1.3 La gestion de l’incertitude

1.3.3 L’évaluation de l’incertitude en normalisation

Un des points soulevés pour critiquer la normalisation est qu’elle est utilisée « pour détecter des manques et des incohérences, mais de nouvelles incohérences peuvent être introduites par la normalisation elle-même » (Heijungs et al., 2007). Quatre scénarios peuvent être identifiés, pour lesquels les scores normalisés calculés sont trop faibles ou trop élevés : 1) Il manque un flux élémentaire dans le calcul de la référence 2) il manque un flux élémentaire dans l’inventaire de cycle de vie du système de produit 3) il manque un facteur de caractérisation pour une substance 4) Plusieurs de ces manques se produisent en même temps. (Heijungs et al., 2007)

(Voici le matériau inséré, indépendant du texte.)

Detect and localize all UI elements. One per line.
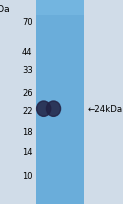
Bar	[36, 0, 84, 16]
Ellipse shape	[37, 101, 51, 117]
Text: kDa: kDa	[0, 5, 10, 14]
Ellipse shape	[46, 101, 61, 117]
Text: 33: 33	[22, 66, 33, 75]
Text: ←24kDa: ←24kDa	[87, 105, 123, 114]
Text: 18: 18	[22, 127, 33, 136]
Bar	[36, 0, 84, 204]
Text: 26: 26	[22, 88, 33, 97]
Text: 44: 44	[22, 48, 33, 57]
Text: 22: 22	[22, 107, 33, 116]
Text: 10: 10	[22, 171, 33, 180]
Text: 14: 14	[22, 147, 33, 156]
Text: 70: 70	[22, 18, 33, 27]
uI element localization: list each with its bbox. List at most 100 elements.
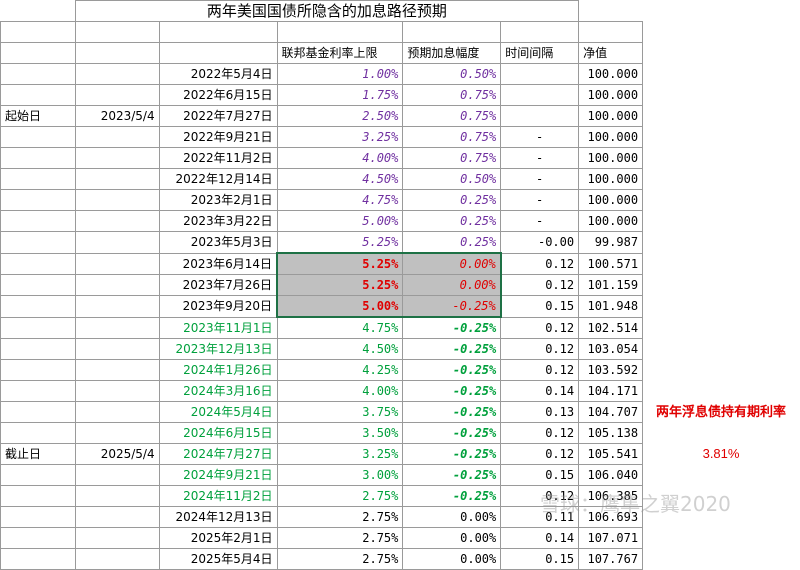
expected-hike[interactable]: 0.00%: [402, 506, 502, 528]
time-interval[interactable]: 0.12: [500, 485, 580, 507]
row-date-label-cell[interactable]: [74, 506, 160, 528]
rate-cap[interactable]: 5.25%: [276, 231, 404, 254]
rate-cap[interactable]: 5.25%: [276, 274, 404, 296]
row-label-cell[interactable]: [0, 401, 76, 423]
time-interval[interactable]: -: [500, 126, 580, 148]
meeting-date[interactable]: 2022年5月4日: [158, 63, 278, 85]
row-date-label-cell[interactable]: [74, 359, 160, 381]
meeting-date[interactable]: 2023年2月1日: [158, 189, 278, 211]
time-interval[interactable]: 0.12: [500, 338, 580, 360]
expected-hike[interactable]: 0.50%: [402, 63, 502, 85]
row-label-cell[interactable]: [0, 126, 76, 148]
rate-cap[interactable]: 4.00%: [276, 380, 404, 402]
nav-value[interactable]: 105.541: [578, 443, 644, 465]
nav-value[interactable]: 103.054: [578, 338, 644, 360]
expected-hike[interactable]: -0.25%: [402, 443, 502, 465]
time-interval[interactable]: 0.15: [500, 295, 580, 318]
cell[interactable]: [578, 21, 644, 43]
expected-hike[interactable]: 0.75%: [402, 147, 502, 169]
rate-cap[interactable]: 4.50%: [276, 168, 404, 190]
nav-value[interactable]: 105.138: [578, 422, 644, 444]
expected-hike[interactable]: 0.75%: [402, 84, 502, 106]
meeting-date[interactable]: 2022年9月21日: [158, 126, 278, 148]
nav-value[interactable]: 106.693: [578, 506, 644, 528]
row-label-cell[interactable]: [0, 338, 76, 360]
time-interval[interactable]: [500, 84, 580, 106]
rate-cap[interactable]: 1.00%: [276, 63, 404, 85]
nav-value[interactable]: 104.171: [578, 380, 644, 402]
row-label-cell[interactable]: [0, 231, 76, 254]
expected-hike[interactable]: 0.75%: [402, 105, 502, 127]
expected-hike[interactable]: -0.25%: [402, 338, 502, 360]
row-date-label-cell[interactable]: [74, 548, 160, 570]
row-label-cell[interactable]: [0, 274, 76, 296]
expected-hike[interactable]: 0.00%: [402, 252, 502, 275]
row-date-label-cell[interactable]: [74, 231, 160, 254]
time-interval[interactable]: -0.00: [500, 231, 580, 254]
meeting-date[interactable]: 2023年11月1日: [158, 316, 278, 339]
meeting-date[interactable]: 2024年3月16日: [158, 380, 278, 402]
meeting-date[interactable]: 2023年3月22日: [158, 210, 278, 232]
rate-cap[interactable]: 4.00%: [276, 147, 404, 169]
meeting-date[interactable]: 2022年12月14日: [158, 168, 278, 190]
cell[interactable]: [500, 21, 580, 43]
expected-hike[interactable]: -0.25%: [402, 485, 502, 507]
nav-value[interactable]: 103.592: [578, 359, 644, 381]
rate-cap[interactable]: 4.75%: [276, 316, 404, 339]
expected-hike[interactable]: 0.25%: [402, 210, 502, 232]
end-label[interactable]: 截止日: [0, 443, 76, 465]
meeting-date[interactable]: 2023年9月20日: [158, 295, 278, 318]
row-date-label-cell[interactable]: [74, 464, 160, 486]
rate-cap[interactable]: 2.75%: [276, 506, 404, 528]
meeting-date[interactable]: 2022年7月27日: [158, 105, 278, 127]
cell[interactable]: [402, 21, 502, 43]
expected-hike[interactable]: -0.25%: [402, 359, 502, 381]
nav-value[interactable]: 101.948: [578, 295, 644, 318]
time-interval[interactable]: -: [500, 189, 580, 211]
rate-cap[interactable]: 2.75%: [276, 548, 404, 570]
time-interval[interactable]: 0.14: [500, 380, 580, 402]
time-interval[interactable]: -: [500, 210, 580, 232]
time-interval[interactable]: 0.15: [500, 464, 580, 486]
rate-cap[interactable]: 4.75%: [276, 189, 404, 211]
row-date-label-cell[interactable]: [74, 168, 160, 190]
row-label-cell[interactable]: [0, 485, 76, 507]
time-interval[interactable]: 0.11: [500, 506, 580, 528]
rate-cap[interactable]: 3.25%: [276, 126, 404, 148]
time-interval[interactable]: 0.13: [500, 401, 580, 423]
meeting-date[interactable]: 2023年12月13日: [158, 338, 278, 360]
row-label-cell[interactable]: [0, 506, 76, 528]
meeting-date[interactable]: 2022年6月15日: [158, 84, 278, 106]
time-interval[interactable]: 0.12: [500, 359, 580, 381]
row-date-label-cell[interactable]: [74, 147, 160, 169]
expected-hike[interactable]: 0.25%: [402, 189, 502, 211]
row-label-cell[interactable]: [0, 84, 76, 106]
row-date-label-cell[interactable]: [74, 126, 160, 148]
nav-value[interactable]: 107.767: [578, 548, 644, 570]
nav-value[interactable]: 100.000: [578, 189, 644, 211]
nav-value[interactable]: 102.514: [578, 316, 644, 339]
nav-value[interactable]: 106.040: [578, 464, 644, 486]
nav-value[interactable]: 104.707: [578, 401, 644, 423]
expected-hike[interactable]: -0.25%: [402, 380, 502, 402]
meeting-date[interactable]: 2024年1月26日: [158, 359, 278, 381]
row-date-label-cell[interactable]: [74, 401, 160, 423]
row-label-cell[interactable]: [0, 295, 76, 318]
nav-value[interactable]: 100.000: [578, 210, 644, 232]
row-date-label-cell[interactable]: [74, 338, 160, 360]
rate-cap[interactable]: 4.25%: [276, 359, 404, 381]
row-date-label-cell[interactable]: [74, 485, 160, 507]
rate-cap[interactable]: 5.00%: [276, 295, 404, 318]
rate-cap[interactable]: 2.75%: [276, 485, 404, 507]
row-label-cell[interactable]: [0, 168, 76, 190]
expected-hike[interactable]: -0.25%: [402, 464, 502, 486]
cell[interactable]: [74, 21, 160, 43]
row-date-label-cell[interactable]: [74, 252, 160, 275]
start-label[interactable]: 起始日: [0, 105, 76, 127]
time-interval[interactable]: [500, 63, 580, 85]
header-rate-cap[interactable]: 联邦基金利率上限: [276, 42, 404, 64]
row-label-cell[interactable]: [0, 316, 76, 339]
expected-hike[interactable]: 0.00%: [402, 548, 502, 570]
time-interval[interactable]: [500, 105, 580, 127]
row-label-cell[interactable]: [0, 210, 76, 232]
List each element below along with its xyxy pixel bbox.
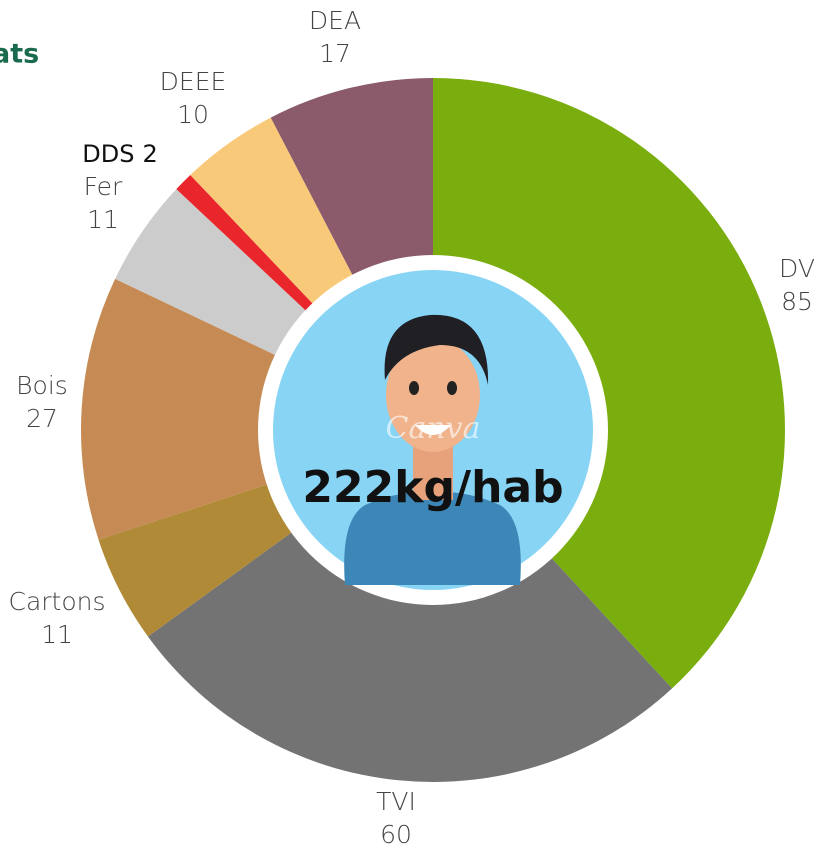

D’une manière plus générale, il est important, lorsque le calcul est réalisé, de savoir où sont les manques et les biais éventuels et quels sont les paramètres problématiques du fait de leur incertitude ou de leur variabilité. La connaissance de l’amplitude de l’incertitude peut s’avérer très importante pour les praticiens de l’ACV, pour raffiner ou nuancer les conclusions d’une étude. Si cette incertitude est très importante, les conclusions peuvent même s’inverser. Jusqu’à présent, les sources d’incertitudes lors du calcul des FN ont souvent été discutées de manière qualitative, mais une quantification n’a pas encore été réalisée. Ainsi, des termes tels que « faible », « modérée » et « considérable » sont parfois utilisés pour évaluer l’incertitude reliée aux émissions ou aux FN (Breedveld et al., 1999; Sleeswijk et al., 2008). Un aperçu des incertitudes les plus fréquemment discutées est donné dans les paragraphes suivants.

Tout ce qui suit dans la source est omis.